Part of me understands that as project delivery goes, you must inform the business on what you will do, but there is a distinction that needs to be made here. Ideally a team would talk about requirements with an asterisk next to it, something along the lines of “we are not able to predict the future, however, from our analysis we believe addressing these organisational problems will return value to the business and we believe we can get X amount of work done in X amount of time. However, as we progress we will learn more and re-assess what we have delivered against our initial thinking and how much we have spent. From here we can make an informed decision on how we progress and even whether the project is still viable.
During my formal education(albeit a one week course, I’m an expert now!!!) on agile project management (DSDM), I was blown away by the concept that during a project, at key releases/milestones, the project control board, would actual re-assess whether it was worth continuing. This can often, at least at first, seem like a negative thing, but it ties back to Pareto’s 80/20 principle. With functional releases of a project you will realise benefits along the lifecycle of the project, but there very well could be a point wherein 80% of the benefits are realised and the remaining 20% is likely to have less of an impact. At this point, it’s potentially worth considering if that money required to deliver the remaining 20% is worth it, or perhaps better utilised re-investing into anther project that might have a greater impact with the same money.

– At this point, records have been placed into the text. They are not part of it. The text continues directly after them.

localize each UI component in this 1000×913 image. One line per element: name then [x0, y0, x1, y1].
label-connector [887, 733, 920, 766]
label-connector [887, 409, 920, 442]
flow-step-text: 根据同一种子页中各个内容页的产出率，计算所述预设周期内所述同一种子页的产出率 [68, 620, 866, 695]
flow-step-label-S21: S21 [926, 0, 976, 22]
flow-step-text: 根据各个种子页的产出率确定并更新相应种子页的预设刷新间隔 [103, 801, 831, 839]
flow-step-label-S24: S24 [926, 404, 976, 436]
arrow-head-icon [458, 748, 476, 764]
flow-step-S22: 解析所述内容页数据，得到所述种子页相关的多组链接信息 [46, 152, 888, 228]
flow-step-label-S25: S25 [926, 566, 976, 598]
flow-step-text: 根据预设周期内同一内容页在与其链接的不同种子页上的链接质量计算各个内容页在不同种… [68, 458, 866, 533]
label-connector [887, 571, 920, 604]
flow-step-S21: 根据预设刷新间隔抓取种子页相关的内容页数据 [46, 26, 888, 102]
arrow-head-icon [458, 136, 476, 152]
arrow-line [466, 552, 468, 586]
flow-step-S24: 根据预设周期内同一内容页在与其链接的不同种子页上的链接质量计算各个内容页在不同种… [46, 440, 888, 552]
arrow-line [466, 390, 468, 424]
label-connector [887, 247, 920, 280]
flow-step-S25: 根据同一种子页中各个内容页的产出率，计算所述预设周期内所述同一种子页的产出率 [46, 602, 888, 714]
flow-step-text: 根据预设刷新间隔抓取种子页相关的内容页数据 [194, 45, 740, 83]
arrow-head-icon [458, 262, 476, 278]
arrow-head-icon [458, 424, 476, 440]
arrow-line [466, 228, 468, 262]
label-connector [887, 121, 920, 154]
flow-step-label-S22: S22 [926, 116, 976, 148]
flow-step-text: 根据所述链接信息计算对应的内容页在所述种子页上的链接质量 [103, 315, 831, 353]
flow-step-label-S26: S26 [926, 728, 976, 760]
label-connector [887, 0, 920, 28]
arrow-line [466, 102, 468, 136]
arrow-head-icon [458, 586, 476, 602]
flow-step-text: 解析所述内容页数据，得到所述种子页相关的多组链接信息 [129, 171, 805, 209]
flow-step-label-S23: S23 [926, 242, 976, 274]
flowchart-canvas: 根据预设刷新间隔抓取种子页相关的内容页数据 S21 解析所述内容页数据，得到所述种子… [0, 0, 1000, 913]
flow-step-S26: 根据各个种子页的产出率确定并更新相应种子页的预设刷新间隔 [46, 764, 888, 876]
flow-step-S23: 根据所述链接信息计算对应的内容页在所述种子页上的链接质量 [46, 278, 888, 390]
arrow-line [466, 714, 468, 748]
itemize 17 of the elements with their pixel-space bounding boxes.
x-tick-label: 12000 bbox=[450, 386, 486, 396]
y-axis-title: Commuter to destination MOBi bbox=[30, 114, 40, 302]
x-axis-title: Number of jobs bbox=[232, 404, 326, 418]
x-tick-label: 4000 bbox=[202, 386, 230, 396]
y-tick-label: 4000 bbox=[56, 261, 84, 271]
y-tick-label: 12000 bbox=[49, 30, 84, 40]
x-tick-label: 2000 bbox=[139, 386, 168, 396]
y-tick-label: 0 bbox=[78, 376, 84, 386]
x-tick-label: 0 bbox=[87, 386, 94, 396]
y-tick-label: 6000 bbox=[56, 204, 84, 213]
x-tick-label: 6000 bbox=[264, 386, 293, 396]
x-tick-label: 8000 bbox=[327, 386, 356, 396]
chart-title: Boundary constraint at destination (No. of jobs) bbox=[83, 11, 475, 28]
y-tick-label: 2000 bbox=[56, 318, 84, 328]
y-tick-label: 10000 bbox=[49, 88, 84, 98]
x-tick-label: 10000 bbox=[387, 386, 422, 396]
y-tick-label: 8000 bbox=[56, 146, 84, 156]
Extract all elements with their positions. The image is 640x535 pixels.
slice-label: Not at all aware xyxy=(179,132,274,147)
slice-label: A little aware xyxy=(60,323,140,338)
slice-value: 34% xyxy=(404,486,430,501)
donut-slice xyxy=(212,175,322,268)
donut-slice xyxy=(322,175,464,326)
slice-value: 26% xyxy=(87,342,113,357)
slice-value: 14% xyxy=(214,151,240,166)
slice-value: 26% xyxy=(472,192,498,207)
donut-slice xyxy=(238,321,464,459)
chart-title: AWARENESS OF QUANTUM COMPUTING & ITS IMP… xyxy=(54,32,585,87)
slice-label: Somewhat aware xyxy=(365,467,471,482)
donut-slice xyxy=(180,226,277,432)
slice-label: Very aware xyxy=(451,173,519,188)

Coming back to my earlier point. We are in an agile world now, wherein scope is variable, time is fixed, cost is fixed and quality is fixed. Other organisations and projects are possibly impeding their success before even beginning by fixing every aspect of a project. Lately, I’ve thought about it like quadratic equations, solving for X, while all your other elements are unknown
Even though based on the elements of the equation, we can assess what X is worth relative to the other we don’t come away with a distinct value. You could say the quality of our answer is compromised as it is dependent on others. A project, I believe must have distinct benefits, independent of others.
I’m not naive to think there will not be challenges ahead, however, at least I know that there is hope to deliver something great without compromising quality. I.T. has an extraordinary poor delivery record, (RE: Standish report “CHOAS), some 16% of all IT projects deliver, all the others fail in some manner. I’m hoping to work hard and diligently to be in that 16%.